Sanjay Shakkottai, UT Austin
Title: On the Throughput vs Accuracy Trade-Off for Streaming Unsupervised Classification
We study an online and streaming unsupervised classification system. Our setting consists of a collection of classifiers (with unknown confusion matrices) each of which can classify one sample per unit time, and which are accessed by a stream of unlabeled samples. Each sample is dispatched to one or more classifiers, and depending on the labels collected from these classifiers, may be sent to other classifiers to collect additional labels. The labels are continually aggregated. Once the aggregated label has high enough accuracy (a pre-specified threshold for accuracy) or the sample is sent to all the classifiers, the now labeled sample is ejected from the system. For any given pre-specified threshold for accuracy, the objective is to sustain the maximum possible rate of arrival of new samples, such that the number of samples in memory does not grow unbounded.

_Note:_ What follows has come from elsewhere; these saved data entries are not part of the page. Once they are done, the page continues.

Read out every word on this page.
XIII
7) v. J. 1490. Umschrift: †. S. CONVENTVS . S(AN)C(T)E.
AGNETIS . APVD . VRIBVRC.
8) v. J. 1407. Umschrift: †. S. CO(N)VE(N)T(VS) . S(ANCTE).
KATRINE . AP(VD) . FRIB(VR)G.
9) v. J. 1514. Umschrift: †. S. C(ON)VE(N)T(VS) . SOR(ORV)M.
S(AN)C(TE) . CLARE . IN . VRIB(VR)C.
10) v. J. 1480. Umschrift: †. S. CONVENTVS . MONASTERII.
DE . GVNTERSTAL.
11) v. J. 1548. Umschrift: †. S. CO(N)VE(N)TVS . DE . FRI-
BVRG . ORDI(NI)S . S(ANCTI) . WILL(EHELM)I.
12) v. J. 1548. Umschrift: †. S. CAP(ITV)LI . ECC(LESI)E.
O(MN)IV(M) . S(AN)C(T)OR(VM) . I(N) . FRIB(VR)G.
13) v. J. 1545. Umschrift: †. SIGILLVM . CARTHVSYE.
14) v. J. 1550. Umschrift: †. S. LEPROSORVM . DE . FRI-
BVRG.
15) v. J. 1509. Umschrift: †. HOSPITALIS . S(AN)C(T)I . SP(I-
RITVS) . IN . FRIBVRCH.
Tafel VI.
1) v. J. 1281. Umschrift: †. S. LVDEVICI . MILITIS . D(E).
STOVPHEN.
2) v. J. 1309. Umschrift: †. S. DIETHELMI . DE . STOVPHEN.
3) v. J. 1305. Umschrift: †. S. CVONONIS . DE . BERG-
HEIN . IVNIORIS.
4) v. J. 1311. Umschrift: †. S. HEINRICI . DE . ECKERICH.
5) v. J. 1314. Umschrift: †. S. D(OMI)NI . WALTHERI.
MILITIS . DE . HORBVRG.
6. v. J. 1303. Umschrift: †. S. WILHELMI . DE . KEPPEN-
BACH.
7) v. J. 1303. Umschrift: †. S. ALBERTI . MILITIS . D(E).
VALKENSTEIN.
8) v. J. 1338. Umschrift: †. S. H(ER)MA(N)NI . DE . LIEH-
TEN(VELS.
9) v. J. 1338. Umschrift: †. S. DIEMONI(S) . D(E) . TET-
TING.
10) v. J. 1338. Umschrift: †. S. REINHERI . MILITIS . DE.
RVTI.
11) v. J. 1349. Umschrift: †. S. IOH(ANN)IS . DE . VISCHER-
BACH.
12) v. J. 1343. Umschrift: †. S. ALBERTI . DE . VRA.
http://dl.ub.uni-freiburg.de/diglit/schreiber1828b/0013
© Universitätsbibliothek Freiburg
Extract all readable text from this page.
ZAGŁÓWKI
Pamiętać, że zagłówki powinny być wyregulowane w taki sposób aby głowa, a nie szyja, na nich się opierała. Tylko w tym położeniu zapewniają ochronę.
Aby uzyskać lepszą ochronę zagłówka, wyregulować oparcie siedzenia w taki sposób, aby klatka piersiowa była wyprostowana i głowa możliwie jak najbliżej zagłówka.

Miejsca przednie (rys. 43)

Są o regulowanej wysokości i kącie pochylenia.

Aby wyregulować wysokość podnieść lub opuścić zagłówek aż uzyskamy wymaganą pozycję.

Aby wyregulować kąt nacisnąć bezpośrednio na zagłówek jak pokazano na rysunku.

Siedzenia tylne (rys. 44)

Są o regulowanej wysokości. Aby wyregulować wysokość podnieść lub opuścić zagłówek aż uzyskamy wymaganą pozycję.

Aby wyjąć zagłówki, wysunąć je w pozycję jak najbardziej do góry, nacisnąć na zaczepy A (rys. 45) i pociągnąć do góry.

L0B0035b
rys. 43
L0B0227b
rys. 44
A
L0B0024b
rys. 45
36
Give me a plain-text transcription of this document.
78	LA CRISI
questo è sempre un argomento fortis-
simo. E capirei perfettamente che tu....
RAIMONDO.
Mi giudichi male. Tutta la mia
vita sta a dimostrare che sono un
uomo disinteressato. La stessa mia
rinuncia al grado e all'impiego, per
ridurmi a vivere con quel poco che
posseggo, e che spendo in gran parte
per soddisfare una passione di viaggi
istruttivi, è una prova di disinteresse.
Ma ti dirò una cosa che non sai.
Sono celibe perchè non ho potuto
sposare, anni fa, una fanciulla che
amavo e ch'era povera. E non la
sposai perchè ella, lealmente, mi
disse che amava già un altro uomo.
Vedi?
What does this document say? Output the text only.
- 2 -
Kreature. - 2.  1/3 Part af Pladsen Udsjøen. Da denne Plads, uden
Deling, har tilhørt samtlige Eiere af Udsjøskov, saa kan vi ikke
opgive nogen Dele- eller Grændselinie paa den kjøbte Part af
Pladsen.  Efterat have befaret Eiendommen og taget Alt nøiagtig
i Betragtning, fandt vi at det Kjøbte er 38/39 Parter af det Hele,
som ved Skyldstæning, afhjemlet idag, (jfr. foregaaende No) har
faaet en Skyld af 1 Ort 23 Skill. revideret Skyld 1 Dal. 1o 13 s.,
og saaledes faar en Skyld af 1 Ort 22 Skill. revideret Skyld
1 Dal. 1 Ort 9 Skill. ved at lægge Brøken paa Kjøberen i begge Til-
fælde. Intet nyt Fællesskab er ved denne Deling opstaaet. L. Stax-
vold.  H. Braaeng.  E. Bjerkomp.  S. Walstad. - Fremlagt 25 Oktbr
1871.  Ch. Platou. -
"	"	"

In this talk, we characterize the Pareto-optimal region of accuracy and arrival rate, and discuss an algorithm that can operate at any point within this region. Our algorithm uses queueing-based routing and scheduling approaches combined with online tensor decomposition method to learn the hidden parameters, and provides Pareto-optimality guarantees. We finally verify our theoretical results through simulations on two ensembles formed using AlexNet, VGG, and ResNet deep image classifiers. Based on joint work with Soumya Basu, Steven Gutstein and Brent Lance.